La questione di legittimità era stata sollevata dal Tribunale di Modena – sezione lavoro – in relazione a un sindacato che, non avendo sottoscritto né partecipato alla negoziazione del contratto collettivo applicato nell’azienda, risultava privo dei requisiti previsti dalla norma censurata per la costituzione delle RSA.
Richiamando la propria giurisprudenza, in particolare la sentenza n. 231/2013, la Corte ha ribadito che la partecipazione alla stipula del contratto collettivo rappresenta il criterio ordinario di legittimazione delle organizzazioni sindacali.
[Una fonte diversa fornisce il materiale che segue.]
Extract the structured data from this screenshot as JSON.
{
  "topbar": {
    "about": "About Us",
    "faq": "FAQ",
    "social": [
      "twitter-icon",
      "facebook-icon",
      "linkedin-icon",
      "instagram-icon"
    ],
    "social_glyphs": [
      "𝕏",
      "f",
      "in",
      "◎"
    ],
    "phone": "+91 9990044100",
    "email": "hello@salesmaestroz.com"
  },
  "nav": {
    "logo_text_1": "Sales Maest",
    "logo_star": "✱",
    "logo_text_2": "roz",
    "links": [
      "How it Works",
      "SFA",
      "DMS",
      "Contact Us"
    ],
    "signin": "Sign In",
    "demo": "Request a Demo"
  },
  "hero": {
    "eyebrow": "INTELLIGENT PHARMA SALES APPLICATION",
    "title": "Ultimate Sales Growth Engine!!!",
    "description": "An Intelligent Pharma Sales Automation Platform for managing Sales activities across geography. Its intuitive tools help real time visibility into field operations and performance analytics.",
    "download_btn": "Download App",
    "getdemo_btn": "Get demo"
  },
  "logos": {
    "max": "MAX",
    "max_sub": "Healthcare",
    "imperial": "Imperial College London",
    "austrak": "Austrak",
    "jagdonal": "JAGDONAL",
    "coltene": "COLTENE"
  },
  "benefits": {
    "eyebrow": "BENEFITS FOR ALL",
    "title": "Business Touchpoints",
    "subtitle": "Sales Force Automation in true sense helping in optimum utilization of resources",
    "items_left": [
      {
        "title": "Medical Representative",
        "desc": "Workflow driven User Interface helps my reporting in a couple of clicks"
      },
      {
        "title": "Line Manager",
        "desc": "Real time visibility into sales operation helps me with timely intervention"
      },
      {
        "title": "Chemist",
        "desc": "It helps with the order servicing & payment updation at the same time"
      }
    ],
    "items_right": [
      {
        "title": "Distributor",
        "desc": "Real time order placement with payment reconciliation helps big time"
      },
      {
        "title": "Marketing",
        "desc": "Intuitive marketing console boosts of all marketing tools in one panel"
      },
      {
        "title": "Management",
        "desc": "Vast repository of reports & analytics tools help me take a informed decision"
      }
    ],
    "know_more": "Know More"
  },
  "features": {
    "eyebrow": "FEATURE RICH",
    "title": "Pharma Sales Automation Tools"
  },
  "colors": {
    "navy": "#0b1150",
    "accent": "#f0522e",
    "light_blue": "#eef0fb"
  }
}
Tuttavia, ha ritenuto che tale criterio, se applicato rigidamente, possa tradursi in una violazione dei principi di ragionevolezza e pluralismo sindacale sanciti dagli articoli 3 e 39 della Costituzione, laddove venga utilizzato per escludere dalle trattative – e quindi dall’esercizio delle relative prerogative – associazioni di lavoratori comunque dotate di effettiva rappresentatività.
A fini ricostruttivi, la Corte ha individuato come parametro di riferimento la nozione di “associazioni sindacali comparativamente più rappresentative sul piano nazionale”, ormai divenuta criterio consolidato nella legislazione recente in materia di relazioni industriali. Contestualmente, ha invitato il legislatore a procedere a una revisione complessiva e sistematica della disciplina in materia di rappresentanza sindacale.